Aktualizacja algorytmu wyszukiwarki Google wzbudza zawsze wiele emocji w branży SEO. Poprzednia miała miejsce dość dawno, bo w październiku 2014 roku. Choć z założeniami internetowego giganta trudno się nie zgodzić, to jednak w wielu przypadkach rzeczywiste efekty aktualizacji odbiegały daleko od tych założeń, co powodowało zawsze kontrowersje i niezadowolenie SEO-wców. Wiele wskazuje na to, że tym razem może być inaczej, bowiem najnowsza aktualizacja algorytmu Pingwin, która weszła w życie w drugiej połowie września różni się znacząco od pozostałych. Chodzi przede wszystkim o zmianę sposobu funkcjonowania algorytmu w ramach wyszukiwarki.
Pingwin, który zawsze miał na celowniku profil linków po raz pierwszy działa w czasie rzeczywistym, co to oznacza w praktyce?
Koniec z jednorazową oceną setek tysięcy stron raz na parę lat. Od teraz strony będą badane i analizowane pod kątem spamowych linków przy każdej indeksacji zasobów. Wiąże się to oczywiście z groźbą natychmiastowego ukarania strony, ale webmasterom daje szansę na równie szybkie wyjście z kłopotów, co należy zaliczyć jako zdecydowany plus w porównaniu do dotychczasowej procedury, czyli czekania na usunięcie filtra algorytmicznego do kolejnej aktualizacji algorytmu.
Zgodnie z nowymi założeniami na przywrócenie widoczności w rankingu i korektę pozycji nie trzeba będzie już czekać 2 lat, ale po prostu do następnej indeksacji strony przez algorytm.
Dodatkowo Pingwin ma być od teraz także bardziej precyzyjny w ocenie strony – po wykryciu nieprawidłowości będą karane konkretne podstrony, a nie całe serwisy.
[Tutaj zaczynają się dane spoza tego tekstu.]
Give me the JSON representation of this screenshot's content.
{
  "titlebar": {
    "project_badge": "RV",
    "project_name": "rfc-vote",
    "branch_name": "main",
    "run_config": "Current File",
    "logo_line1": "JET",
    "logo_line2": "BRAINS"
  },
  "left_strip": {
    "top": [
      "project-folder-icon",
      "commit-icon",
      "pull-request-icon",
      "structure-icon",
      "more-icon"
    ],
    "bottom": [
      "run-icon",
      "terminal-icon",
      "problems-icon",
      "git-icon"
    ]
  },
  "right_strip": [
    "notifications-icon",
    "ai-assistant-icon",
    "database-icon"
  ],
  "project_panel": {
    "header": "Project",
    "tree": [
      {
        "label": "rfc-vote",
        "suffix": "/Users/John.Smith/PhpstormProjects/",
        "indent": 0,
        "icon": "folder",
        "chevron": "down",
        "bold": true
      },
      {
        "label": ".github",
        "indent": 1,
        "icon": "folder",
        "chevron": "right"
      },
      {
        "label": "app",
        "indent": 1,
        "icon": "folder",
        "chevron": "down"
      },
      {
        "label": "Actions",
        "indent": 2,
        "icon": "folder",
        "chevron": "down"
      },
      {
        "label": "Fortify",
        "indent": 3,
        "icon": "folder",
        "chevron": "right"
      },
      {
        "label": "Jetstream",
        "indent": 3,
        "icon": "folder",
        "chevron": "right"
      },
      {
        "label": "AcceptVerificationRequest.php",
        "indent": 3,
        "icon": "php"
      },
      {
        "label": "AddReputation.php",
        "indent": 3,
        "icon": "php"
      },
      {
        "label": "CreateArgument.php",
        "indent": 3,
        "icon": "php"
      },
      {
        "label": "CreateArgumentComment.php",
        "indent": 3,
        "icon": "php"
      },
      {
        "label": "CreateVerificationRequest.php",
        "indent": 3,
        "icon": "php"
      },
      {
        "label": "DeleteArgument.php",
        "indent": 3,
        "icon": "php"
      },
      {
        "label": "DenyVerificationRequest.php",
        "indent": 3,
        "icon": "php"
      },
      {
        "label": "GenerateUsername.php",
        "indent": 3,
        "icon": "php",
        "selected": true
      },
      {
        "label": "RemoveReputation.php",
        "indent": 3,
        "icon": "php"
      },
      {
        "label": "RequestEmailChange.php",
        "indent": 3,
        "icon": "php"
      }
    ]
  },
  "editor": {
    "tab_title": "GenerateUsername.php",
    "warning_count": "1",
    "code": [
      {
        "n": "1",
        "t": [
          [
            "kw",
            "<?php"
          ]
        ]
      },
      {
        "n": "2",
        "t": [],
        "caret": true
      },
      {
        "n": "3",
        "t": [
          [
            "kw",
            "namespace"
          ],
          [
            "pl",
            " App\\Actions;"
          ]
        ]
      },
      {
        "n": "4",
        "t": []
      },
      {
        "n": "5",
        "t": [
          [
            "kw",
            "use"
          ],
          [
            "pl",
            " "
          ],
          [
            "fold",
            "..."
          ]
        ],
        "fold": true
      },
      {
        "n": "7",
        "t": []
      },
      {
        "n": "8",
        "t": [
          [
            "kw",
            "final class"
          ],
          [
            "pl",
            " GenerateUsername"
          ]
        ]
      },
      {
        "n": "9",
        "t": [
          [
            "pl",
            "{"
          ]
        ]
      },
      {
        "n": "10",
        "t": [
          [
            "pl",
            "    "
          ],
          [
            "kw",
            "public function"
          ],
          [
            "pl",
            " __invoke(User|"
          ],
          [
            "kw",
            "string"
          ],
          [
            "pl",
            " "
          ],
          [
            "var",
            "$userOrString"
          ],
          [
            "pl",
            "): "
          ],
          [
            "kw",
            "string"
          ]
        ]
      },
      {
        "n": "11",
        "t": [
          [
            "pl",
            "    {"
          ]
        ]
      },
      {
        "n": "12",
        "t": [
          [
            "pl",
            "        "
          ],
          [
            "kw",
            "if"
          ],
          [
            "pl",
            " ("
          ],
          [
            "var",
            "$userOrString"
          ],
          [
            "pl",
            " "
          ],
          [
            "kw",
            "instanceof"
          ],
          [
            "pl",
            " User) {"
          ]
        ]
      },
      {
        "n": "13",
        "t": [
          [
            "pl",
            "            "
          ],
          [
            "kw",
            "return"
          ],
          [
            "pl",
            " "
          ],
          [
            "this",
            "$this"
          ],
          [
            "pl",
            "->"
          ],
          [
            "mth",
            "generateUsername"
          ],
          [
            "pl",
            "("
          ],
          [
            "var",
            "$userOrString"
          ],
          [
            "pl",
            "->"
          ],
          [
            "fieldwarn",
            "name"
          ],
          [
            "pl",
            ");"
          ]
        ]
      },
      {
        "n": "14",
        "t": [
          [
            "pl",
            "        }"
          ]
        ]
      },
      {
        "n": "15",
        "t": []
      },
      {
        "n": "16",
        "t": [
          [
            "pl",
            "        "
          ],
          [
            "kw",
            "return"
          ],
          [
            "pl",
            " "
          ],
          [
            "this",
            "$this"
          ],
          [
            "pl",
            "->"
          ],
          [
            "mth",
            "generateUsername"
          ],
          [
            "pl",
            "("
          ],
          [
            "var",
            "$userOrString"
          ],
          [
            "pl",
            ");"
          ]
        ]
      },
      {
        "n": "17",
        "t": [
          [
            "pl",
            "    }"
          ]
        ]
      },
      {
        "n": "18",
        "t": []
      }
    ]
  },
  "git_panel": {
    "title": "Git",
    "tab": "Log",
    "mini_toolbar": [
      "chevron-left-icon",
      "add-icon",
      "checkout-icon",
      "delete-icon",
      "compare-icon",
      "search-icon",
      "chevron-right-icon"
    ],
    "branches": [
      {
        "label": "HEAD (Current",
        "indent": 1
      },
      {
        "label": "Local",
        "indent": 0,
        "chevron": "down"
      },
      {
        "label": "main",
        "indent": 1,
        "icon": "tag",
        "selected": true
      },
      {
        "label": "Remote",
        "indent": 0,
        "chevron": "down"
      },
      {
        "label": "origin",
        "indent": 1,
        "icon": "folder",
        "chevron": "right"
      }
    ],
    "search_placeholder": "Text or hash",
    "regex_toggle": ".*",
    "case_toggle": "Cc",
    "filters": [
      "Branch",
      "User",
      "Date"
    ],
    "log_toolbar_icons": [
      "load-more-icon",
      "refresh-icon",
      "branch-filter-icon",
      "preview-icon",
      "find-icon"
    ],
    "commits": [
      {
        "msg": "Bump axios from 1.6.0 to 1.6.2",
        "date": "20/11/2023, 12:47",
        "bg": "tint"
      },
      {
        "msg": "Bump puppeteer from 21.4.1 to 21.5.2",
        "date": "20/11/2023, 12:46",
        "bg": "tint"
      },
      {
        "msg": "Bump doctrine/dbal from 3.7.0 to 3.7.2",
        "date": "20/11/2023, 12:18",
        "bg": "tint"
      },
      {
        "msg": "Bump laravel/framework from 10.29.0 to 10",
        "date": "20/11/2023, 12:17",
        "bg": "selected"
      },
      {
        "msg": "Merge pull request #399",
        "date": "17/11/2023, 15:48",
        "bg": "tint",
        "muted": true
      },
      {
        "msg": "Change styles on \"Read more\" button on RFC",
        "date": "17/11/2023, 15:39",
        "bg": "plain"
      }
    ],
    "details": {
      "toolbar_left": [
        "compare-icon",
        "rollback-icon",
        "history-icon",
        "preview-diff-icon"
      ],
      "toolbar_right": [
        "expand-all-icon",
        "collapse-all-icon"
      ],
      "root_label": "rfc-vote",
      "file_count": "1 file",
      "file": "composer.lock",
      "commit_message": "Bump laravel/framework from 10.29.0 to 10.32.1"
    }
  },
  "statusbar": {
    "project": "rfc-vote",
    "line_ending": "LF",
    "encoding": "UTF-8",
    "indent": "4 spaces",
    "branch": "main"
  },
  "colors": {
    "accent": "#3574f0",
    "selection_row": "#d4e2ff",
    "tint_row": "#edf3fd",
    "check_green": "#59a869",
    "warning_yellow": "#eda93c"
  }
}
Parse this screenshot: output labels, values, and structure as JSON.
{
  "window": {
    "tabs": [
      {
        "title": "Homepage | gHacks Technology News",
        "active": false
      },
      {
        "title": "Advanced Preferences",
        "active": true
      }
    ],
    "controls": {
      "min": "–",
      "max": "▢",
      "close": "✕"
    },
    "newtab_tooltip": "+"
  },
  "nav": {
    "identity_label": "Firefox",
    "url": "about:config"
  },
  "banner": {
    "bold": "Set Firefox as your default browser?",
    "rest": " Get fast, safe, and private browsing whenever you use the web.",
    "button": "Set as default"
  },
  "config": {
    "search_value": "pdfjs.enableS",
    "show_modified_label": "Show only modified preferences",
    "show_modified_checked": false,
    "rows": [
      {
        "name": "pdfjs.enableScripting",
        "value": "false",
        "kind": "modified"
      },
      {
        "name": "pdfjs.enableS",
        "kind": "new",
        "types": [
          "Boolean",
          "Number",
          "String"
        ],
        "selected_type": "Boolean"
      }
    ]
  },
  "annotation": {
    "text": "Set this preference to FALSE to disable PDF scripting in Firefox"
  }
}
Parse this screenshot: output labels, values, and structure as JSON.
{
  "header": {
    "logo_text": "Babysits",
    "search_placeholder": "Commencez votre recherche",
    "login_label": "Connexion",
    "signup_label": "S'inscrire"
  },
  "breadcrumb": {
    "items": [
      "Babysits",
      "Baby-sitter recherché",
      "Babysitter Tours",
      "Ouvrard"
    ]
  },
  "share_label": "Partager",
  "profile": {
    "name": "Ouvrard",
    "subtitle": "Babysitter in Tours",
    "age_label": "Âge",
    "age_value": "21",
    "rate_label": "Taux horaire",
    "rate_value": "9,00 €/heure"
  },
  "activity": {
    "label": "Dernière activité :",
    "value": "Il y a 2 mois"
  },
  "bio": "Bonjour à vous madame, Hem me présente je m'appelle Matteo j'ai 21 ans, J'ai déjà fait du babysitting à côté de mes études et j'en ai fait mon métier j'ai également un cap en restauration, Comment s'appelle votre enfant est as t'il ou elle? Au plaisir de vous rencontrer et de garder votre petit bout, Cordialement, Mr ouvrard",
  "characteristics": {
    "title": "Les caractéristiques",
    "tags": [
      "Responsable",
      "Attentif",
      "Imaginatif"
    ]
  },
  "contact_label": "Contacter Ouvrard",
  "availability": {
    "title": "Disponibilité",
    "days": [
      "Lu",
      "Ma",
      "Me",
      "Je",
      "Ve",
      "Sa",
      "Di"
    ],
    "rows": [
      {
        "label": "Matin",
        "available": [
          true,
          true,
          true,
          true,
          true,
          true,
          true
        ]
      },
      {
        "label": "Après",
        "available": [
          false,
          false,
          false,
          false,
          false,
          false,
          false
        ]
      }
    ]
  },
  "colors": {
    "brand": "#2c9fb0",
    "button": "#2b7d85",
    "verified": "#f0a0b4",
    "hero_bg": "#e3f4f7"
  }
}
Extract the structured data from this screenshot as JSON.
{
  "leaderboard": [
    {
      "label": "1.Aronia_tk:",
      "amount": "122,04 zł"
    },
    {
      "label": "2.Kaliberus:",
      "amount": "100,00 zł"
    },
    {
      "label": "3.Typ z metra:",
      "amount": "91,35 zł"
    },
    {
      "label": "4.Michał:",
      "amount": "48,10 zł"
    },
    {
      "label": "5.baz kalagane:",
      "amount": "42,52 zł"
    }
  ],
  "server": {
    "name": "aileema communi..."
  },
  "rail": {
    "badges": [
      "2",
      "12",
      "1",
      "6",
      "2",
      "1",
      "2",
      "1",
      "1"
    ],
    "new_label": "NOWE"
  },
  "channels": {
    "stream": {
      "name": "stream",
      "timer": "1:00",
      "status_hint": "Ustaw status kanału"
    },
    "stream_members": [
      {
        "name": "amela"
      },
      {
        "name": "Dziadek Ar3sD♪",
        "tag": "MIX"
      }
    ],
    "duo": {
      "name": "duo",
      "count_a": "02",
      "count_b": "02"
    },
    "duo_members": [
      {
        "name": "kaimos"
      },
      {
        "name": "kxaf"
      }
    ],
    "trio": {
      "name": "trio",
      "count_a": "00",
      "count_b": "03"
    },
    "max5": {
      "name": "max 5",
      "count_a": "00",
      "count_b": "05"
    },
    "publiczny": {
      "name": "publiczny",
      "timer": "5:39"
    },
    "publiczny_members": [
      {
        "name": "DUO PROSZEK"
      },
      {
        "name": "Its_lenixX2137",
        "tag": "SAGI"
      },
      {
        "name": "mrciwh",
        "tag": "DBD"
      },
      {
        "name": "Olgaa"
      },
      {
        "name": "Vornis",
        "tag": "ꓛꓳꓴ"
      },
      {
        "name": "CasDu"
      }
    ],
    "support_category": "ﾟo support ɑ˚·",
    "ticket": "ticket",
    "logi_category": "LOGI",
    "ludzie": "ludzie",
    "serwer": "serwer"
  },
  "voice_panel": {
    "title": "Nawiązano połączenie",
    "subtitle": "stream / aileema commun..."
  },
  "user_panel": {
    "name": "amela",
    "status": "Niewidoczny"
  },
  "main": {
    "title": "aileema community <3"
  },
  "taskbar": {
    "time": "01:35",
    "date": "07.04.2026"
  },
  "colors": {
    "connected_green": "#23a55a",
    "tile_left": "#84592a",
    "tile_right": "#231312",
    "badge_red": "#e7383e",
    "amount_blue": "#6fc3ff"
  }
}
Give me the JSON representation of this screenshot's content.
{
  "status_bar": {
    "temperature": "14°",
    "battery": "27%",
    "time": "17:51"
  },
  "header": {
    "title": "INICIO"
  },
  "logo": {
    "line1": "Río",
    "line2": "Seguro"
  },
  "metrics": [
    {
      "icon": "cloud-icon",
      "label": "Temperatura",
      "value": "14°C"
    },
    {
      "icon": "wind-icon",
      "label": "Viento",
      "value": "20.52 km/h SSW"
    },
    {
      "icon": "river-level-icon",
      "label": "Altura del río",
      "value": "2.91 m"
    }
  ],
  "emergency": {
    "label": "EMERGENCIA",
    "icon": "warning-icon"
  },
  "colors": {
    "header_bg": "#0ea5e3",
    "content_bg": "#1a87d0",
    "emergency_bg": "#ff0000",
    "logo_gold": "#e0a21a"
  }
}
Jak zmieni się pozycjonowanie?
Ponieważ algorytm może uznać linki do strony za spamowe w każdej chwili od momentu wdrożenia aktualizacji, trzeba będzie jeszcze większą wagę przykładać do jakości profilu linków. Powinno to stanowić kolejny cios w nieuczciwych pozycjonerów posługujących się m.in. SWL-ami.
Czy Google tym razem spełni pokładane w nim nadzieje i oczyści wyszukiwarkę z typowo spamowych stron? Czy będzie rewolucja w wynikach wyszukiwania i wreszcie – czy zmiany będą korzystne dla firm? Na te pytania poznamy odpowiedź w ciągu najbliższych miesięcy.